At baseline, both groups were similar in terms of mean age, height, body weight, and body fat mass. At week 12, the IQP-GC-101 group had significantly greater weight loss than the placebo group (mean 4.98 lbs vs. 1.23 lbs, P = 0.001). At week 12, the IQP-GC-101 group had significantly greater body fat loss than the placebo group (mean 2.47 lb loss vs. 0.81 lb gain, P = 0.001). Accordingly, at week 12, the IQP-GC-101 group also had a significantly greater decrease in BMI than the placebo group (mean 0.78 kg/m² loss vs. 0.22 kg/m² loss, respectively, P = 0.002). Also, the IQP-GC-101 group had a significantly greater decrease compared to placebo in waist (mean 2 cm loss vs. 0.69 cm loss, respectively, P = 0.006) and hip circumference (mean 1.54 cm loss vs 0.64 cm loss, respectively, P = 0.019). There was no significant difference between groups on the COEQ or in laboratory parameters. All adverse events (AEs) were considered to be unrelated to treatment, and both groups had a similar frequency of AEs. Although adverse reaction reports have associated HCA with hepatotoxicity, there were no clinically relevant or statistically significant changes in liver enzyme or bilirubin levels observed in this study.

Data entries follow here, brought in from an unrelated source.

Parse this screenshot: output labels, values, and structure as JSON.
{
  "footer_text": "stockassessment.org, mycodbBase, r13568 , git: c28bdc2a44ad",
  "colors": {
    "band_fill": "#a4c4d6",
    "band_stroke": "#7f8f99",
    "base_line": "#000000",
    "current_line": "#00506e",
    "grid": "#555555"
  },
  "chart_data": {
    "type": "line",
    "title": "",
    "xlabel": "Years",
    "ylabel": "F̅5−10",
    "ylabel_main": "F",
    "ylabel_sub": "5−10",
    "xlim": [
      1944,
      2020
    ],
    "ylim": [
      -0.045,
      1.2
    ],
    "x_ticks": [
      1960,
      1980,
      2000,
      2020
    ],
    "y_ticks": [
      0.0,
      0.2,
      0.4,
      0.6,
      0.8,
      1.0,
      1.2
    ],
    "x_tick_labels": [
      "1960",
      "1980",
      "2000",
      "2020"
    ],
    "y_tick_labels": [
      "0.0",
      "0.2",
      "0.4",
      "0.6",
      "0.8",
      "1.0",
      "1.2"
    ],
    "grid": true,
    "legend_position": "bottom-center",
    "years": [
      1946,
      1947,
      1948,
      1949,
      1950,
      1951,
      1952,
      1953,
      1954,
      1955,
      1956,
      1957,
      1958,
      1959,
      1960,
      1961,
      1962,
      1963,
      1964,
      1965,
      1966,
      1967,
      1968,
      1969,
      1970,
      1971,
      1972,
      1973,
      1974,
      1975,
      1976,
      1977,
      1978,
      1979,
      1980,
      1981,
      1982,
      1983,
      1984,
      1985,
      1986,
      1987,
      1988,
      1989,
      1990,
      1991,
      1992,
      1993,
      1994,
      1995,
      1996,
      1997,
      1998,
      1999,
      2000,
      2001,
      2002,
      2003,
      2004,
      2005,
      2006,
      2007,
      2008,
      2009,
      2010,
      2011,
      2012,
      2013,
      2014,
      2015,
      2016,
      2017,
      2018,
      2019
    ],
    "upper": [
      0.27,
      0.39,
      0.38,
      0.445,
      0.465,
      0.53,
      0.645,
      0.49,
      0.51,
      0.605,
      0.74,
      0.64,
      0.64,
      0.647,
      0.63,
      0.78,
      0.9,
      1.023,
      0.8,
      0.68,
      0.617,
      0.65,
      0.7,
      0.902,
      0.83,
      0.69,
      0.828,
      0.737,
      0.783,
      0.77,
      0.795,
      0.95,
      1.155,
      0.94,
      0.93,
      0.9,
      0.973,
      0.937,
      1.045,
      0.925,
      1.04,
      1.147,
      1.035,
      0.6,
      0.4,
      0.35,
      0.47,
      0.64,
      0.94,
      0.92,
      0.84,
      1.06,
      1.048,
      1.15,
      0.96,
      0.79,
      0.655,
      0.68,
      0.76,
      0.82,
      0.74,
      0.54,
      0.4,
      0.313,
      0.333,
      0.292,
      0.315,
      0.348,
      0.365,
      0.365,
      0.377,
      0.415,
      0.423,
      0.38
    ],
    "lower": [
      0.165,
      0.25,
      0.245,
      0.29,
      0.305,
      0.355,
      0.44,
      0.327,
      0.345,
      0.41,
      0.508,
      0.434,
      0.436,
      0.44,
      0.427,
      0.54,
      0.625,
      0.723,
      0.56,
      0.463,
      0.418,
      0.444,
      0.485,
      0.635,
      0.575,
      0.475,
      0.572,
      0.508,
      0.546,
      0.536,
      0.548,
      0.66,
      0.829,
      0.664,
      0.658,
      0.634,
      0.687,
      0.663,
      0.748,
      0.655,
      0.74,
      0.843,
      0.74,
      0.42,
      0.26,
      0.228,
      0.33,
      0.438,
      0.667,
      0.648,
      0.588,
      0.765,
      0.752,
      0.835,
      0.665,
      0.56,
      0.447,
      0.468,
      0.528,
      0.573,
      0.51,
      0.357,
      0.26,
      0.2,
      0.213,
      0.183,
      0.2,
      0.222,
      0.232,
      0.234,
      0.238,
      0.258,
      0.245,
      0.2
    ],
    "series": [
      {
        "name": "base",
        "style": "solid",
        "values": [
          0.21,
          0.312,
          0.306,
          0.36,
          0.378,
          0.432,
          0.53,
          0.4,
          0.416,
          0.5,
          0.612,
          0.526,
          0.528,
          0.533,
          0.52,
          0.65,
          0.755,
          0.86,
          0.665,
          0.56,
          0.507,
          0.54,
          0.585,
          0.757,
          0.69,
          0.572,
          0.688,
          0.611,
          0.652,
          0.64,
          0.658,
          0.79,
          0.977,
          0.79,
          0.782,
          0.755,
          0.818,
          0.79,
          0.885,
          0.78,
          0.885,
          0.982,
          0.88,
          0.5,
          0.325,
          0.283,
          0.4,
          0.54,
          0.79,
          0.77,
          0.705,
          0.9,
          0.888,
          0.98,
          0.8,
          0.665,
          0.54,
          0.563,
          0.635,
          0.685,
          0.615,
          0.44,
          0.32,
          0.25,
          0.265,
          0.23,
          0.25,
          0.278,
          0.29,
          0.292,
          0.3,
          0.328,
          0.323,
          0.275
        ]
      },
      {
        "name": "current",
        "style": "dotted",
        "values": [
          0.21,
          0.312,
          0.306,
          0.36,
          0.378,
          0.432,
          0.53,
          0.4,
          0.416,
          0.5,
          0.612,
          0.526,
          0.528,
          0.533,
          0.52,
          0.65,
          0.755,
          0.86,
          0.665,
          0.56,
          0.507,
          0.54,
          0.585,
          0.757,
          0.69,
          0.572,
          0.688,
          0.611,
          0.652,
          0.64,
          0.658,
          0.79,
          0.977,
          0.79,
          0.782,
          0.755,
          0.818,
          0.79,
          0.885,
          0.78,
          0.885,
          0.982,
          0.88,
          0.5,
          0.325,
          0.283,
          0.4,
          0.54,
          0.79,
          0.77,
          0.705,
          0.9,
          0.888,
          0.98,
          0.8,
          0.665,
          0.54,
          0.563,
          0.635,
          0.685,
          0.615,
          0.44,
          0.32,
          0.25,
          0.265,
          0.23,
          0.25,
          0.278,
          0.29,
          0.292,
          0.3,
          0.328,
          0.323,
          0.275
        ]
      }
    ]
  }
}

The authors conclude that IQP-GC-101 plus a slightly hypocaloric diet safely and significantly reduced body weight and body fat mass. They state that the degree of effectiveness in this study was on par with studies of other pharmaceuticals approved by the FDA for weight loss. All subjects lost weight initially; however, those in the placebo group stopped losing weight after 4 weeks and had gained fat mass by week 12. The authors hypothesize that after 4 weeks of loss, the body started to store fat as a form of homeostasis, and they infer that IQP-GC-101 reduced lipogenesis, thereby promoting fat oxidation and thermogenesis. A limitation of this study was that there was no control or monitoring of energy expenditure, diet compliance, or coffee/tea/caffeine intake. Longer duration studies with larger sample sizes and more rigorous controls are needed to determine whether the rate of weight loss is sustained and to better assess safety. Subjects should also be followed after treatment cessation to evaluate potential rebound effects.